Jura Pastoral

Théologiennes et théologiens en pastorale

«Théologien en pastorale», un nouveau ministère 'AOP' du Jura pastoral

Article de Grégory Roth - Cath.ch

Depuis le 1er août 2020, le Jura pastoral – partie francophone du diocèse de Bâle – compte, parmi ses ministres, une douzaine de «théologiens en pastorale», désignant les agents pastoraux laïcs dotés d’un diplôme universitaire en théologie (ex-assistants pastoraux). Pourquoi ce changement d’appellation? Regards croisés.

«Théologien-ne-s en pastorale»: une nouvelle ‘AOP’ (Appellation d’Origine Pastorale) jurassienne? Cette interrogation sous forme de plaisanterie, un observateur de l’extérieur au Jura pourrait effectivement se la poser. Mais de l’intérieur et pour les principaux intéressés, la question est très sérieuse.

Les mots ont leur importance. Cette appellation est le fruit d’une longue réflexion diocésaine, qui pourrait marquer la fin d’une crise d’identité pour les anciens «assistants pastoraux» en leur permettant d’être enfin reconnus dans leur statut et leur travail.

Un serpent de mer

Marie-Andrée Beuret, théologienne en pastorale :

 

«Autant que je souvienne, ce sujet était déjà un serpent de mer lorsque j’ai débuté en pastorale en 2004», se souvient Marie-Andrée Beuret, théologienne en pastorale dans la Haute-Ajoie. La raison? «Il arrivait que des paroissiens nous prennent pour l’assistant-e du curé. Nous ne sommes pas les assistants de quelqu’un, mais de la pastorale. Et de ‘assistant’ à ‘assisté’, il n’y a quelqu’une lettre», ajoute la Jurassienne, avec une pointe d’autodérision.

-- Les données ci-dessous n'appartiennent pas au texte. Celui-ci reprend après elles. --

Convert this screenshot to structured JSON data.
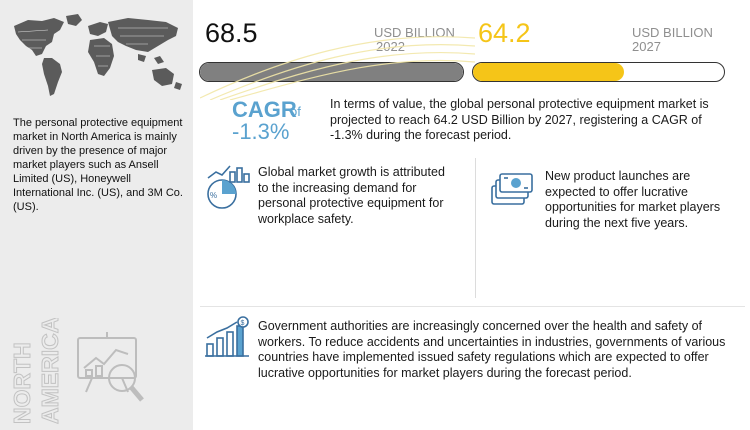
{
  "sidebar": {
    "description": "The personal protective equipment market in North America is mainly driven by the presence of major market players such as Ansell Limited (US), Honeywell International Inc. (US), and 3M Co. (US).",
    "region_line1": "NORTH",
    "region_line2": "AMERICA",
    "icons": [
      "world-map-icon",
      "analytics-magnifier-icon"
    ]
  },
  "stats": {
    "start": {
      "value": "68.5",
      "unit_line1": "USD BILLION",
      "unit_line2": "2022",
      "fill_fraction": 1.0,
      "color": "#808080"
    },
    "end": {
      "value": "64.2",
      "unit_line1": "USD BILLION",
      "unit_line2": "2027",
      "fill_fraction": 0.6,
      "color": "#f5c518"
    }
  },
  "cagr": {
    "label": "CAGR",
    "of": "of",
    "value": "-1.3%",
    "color": "#5aa2cf"
  },
  "summary": "In terms of value, the global personal protective equipment market is projected to reach 64.2 USD Billion by 2027, registering a CAGR of -1.3% during the forecast period.",
  "cards": [
    {
      "icon": "growth-pie-chart-icon",
      "text": "Global market growth is attributed to the increasing demand for personal protective equipment for workplace safety."
    },
    {
      "icon": "money-stack-icon",
      "text": "New product launches are expected to offer lucrative opportunities for market players during the next five years."
    },
    {
      "icon": "bar-chart-dollar-icon",
      "text": "Government authorities are increasingly concerned over the health and safety of workers. To reduce accidents and uncertainties in industries, governments of various countries have implemented issued safety regulations which are expected to offer lucrative opportunities for market players during the forecast period."
    }
  ]
}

«Pour les personnes concernées, se présenter comme ‘assistant pastoral’ ne convenait pas. L’appellation était compliquée à expliquer», note l’abbé Jean-Jacques Theurillat, vicaire épiscopal pour le Jura pastoral. «Le terme ‘assistant’ reflète quelque chose de transitoire, comme médecin-assistant, ou de secondaire, comme assistant de direction. Mais l’assistant pastoral a des tâches propres, qui sont confiées par l’évêque», précise le prêtre.

Assistants et laïcs

A titre de comparaison, au sein de la Radio Télévision Suisse, les «assistant-e-s de production», par exemple, ont récemment harmonisé leur dénomination en «attaché-e de production», pour des raisons similaires.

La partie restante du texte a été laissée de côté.